I have some very large arrays that I have to perform millions of computations on. In Objective-C, the arrays would be stored as NSData and I'd abstract them to C arrays to use the Accelerate functions on (sum, add, etc). However, (given the obvious issues with using pointers everywhere) I'd love to make more use of the bounds checking that Swift arrays have built in. Therefore, I could use a nested withUnsafeBufferPointer for working with two arrays.
func mult(_ x: ArraySlice<Double>, _ y: ArraySlice<Double>) -> [Double] {
assert(x.count == y.count)
var results = [Double](repeating:0, count: x.count)
x.withUnsafeBufferPointer({xBuffer in
y.withUnsafeBufferPointer({yBuffer in
vDSP_vmulD([Double](xBuffer), 1, [Double](yBuffer), 1, &results, 1, vDSP_Length(xBuffer.count))
})
})
return results
}
var testArray = [Double]([0,1,2,3,4,5,6,7,8,9,10])
var testArray2 = [Double]([2,2,2,2,2,2,2,2,2,2,2])
let results = mult(testArray[5...10], testArray2[5...10])
print("\(results)")
First, having the recast the pointer as the intended type seems strange, when the compiler already knows how to cast the [Double] itself (the pointer passed inside the block is of type UnsafeBufferPointer<Double>
, whereas the vDSP function is expects UnsafePointer<Double>
(again, there is no complaint if I passed it the array variable itself)). Second, having to nest the withUnsafeBufferPointer
looks strange, although I understand the usage. Finally, if I use ArraySlice<Double>
as the input parameter type, then I can't generalize the function to both a Double array and a slice of that array.
Is there a better way to do this?
The recast is indeed a problem, it creates a whole new array. To avoid it you can use the baseAddress
property of the UnsafeBuffer
(and unwrap it in Swift 3)
The nested withUnsafeBufferPointer
are indeed correct and can't be avoided (to my knowledge). The buffer pointer is only valid within the closure.

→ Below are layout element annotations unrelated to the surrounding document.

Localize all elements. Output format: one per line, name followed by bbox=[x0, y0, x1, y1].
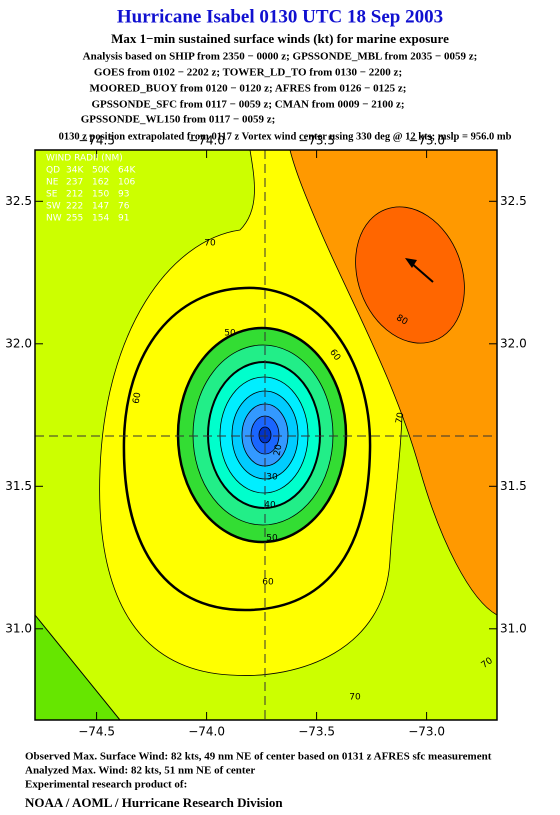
contour-label: 40 bbox=[264, 501, 276, 511]
footer-line: Observed Max. Surface Wind: 82 kts, 49 n… bbox=[25, 751, 492, 763]
radii-cell: 93 bbox=[118, 190, 129, 200]
radii-cell: 222 bbox=[66, 202, 83, 212]
source-line: GPSSONDE_SFC from 0117 − 0059 z; CMAN fr… bbox=[91, 99, 404, 111]
x-tick-label: −74.0 bbox=[188, 134, 225, 148]
radii-cell: SW bbox=[46, 202, 61, 212]
y-tick-label: 32.0 bbox=[500, 336, 527, 350]
contour-label: 70 bbox=[395, 411, 407, 424]
contour-label: 60 bbox=[262, 578, 274, 588]
y-tick-label: 31.5 bbox=[5, 479, 32, 493]
contour-label: 20 bbox=[273, 443, 285, 456]
radii-cell: 255 bbox=[66, 214, 83, 224]
radii-cell: 212 bbox=[66, 190, 83, 200]
y-tick-label: 32.5 bbox=[500, 194, 527, 208]
contour-label: 50 bbox=[224, 329, 236, 339]
x-tick-label: −73.0 bbox=[408, 134, 445, 148]
x-tick-label: −74.5 bbox=[78, 134, 115, 148]
radii-cell: 154 bbox=[92, 214, 109, 224]
radii-cell: NE bbox=[46, 178, 59, 188]
x-tick-label: −73.5 bbox=[298, 725, 335, 739]
y-tick-label: 31.0 bbox=[5, 621, 32, 635]
radii-cell: 34K bbox=[66, 166, 84, 176]
subtitle: Max 1−min sustained surface winds (kt) f… bbox=[111, 31, 449, 46]
x-tick-label: −74.0 bbox=[188, 725, 225, 739]
radii-cell: 150 bbox=[92, 190, 109, 200]
source-line: GOES from 0102 − 2202 z; TOWER_LD_TO fro… bbox=[94, 67, 402, 79]
source-line: GPSSONDE_WL150 from 0117 − 0059 z; bbox=[81, 114, 276, 126]
title: Hurricane Isabel 0130 UTC 18 Sep 2003 bbox=[117, 6, 443, 27]
x-tick-label: −73.0 bbox=[408, 725, 445, 739]
footer-line: Experimental research product of: bbox=[25, 779, 187, 791]
radii-cell: 50K bbox=[92, 166, 110, 176]
radii-cell: 64K bbox=[118, 166, 136, 176]
y-tick-label: 31.5 bbox=[500, 479, 527, 493]
y-tick-label: 31.0 bbox=[500, 621, 527, 635]
contour-label: 70 bbox=[204, 239, 216, 249]
contour-label: 60 bbox=[132, 391, 144, 404]
position-note: 0130 z position extrapolated from 0117 z… bbox=[59, 131, 512, 142]
contour-label: 50 bbox=[266, 534, 278, 544]
radii-cell: 237 bbox=[66, 178, 83, 188]
radii-cell: 147 bbox=[92, 202, 109, 212]
map-labels: −74.5 −74.5 −74.0 −74.0 −73.5 −73.5 −73.0 −73.0… bbox=[5, 134, 526, 739]
radii-cell: SE bbox=[46, 190, 58, 200]
radii-cell: 91 bbox=[118, 214, 129, 224]
footer-line: Analyzed Max. Wind: 82 kts, 51 nm NE of … bbox=[25, 765, 255, 777]
radii-cell: NW bbox=[46, 214, 62, 224]
y-tick-label: 32.5 bbox=[5, 194, 32, 208]
radii-cell: 106 bbox=[118, 178, 135, 188]
map-fill bbox=[34, 149, 498, 721]
radii-cell: 76 bbox=[118, 202, 130, 212]
radii-cell: 162 bbox=[92, 178, 109, 188]
footer-org: NOAA / AOML / Hurricane Research Divisio… bbox=[25, 795, 283, 810]
x-tick-label: −74.5 bbox=[78, 725, 115, 739]
x-tick-label: −73.5 bbox=[298, 134, 335, 148]
contour-label: 70 bbox=[349, 693, 361, 703]
radii-title: WIND RADII (NM) bbox=[46, 154, 123, 164]
contour-label: 30 bbox=[266, 473, 278, 483]
radii-cell: QD bbox=[46, 166, 60, 176]
y-tick-label: 32.0 bbox=[5, 336, 32, 350]
source-line: Analysis based on SHIP from 2350 − 0000 … bbox=[83, 51, 478, 63]
source-line: MOORED_BUOY from 0120 − 0120 z; AFRES fr… bbox=[90, 83, 407, 95]
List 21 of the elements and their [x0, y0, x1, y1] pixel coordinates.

You can create a protocol for that
All in all, here is your code with these changes:
import Accelerate
protocol ArrayType {
associatedtype Element
var count : Int { get }
func withUnsafeBufferPointer<R>(_ body: @noescape (UnsafeBufferPointer<Element>) throws -> R) rethrows -> R
}
extension Array : ArrayType {}
extension ArraySlice : ArrayType {}
extension ContiguousArray : ArrayType {}
func mult<A : ArrayType where A.Element == Double>(x: A, y: A) -> [Double] {
assert(x.count == y.count)
var result = [Double](repeating: 0, count: x.count)
x.withUnsafeBufferPointer { x in
y.withUnsafeBufferPointer { y in
vDSP_vmulD(x.baseAddress!, 1, y.baseAddress!, 1, &result, 1, vDSP_Length(x.count))
}
}
return result
}
var testArray1 : [Double] = [0,1,2,3,4,5,6,7,8,9,10]
var testArray2 : [Double] = [2,2,2,2,2,2,2,2,2,2,2]
let results = mult(x: testArray1[5...10], y: testArray2[5...10])
print("\(results)")
The forced unwrap will be fine, since the three conforming types won't ever give you a null pointer.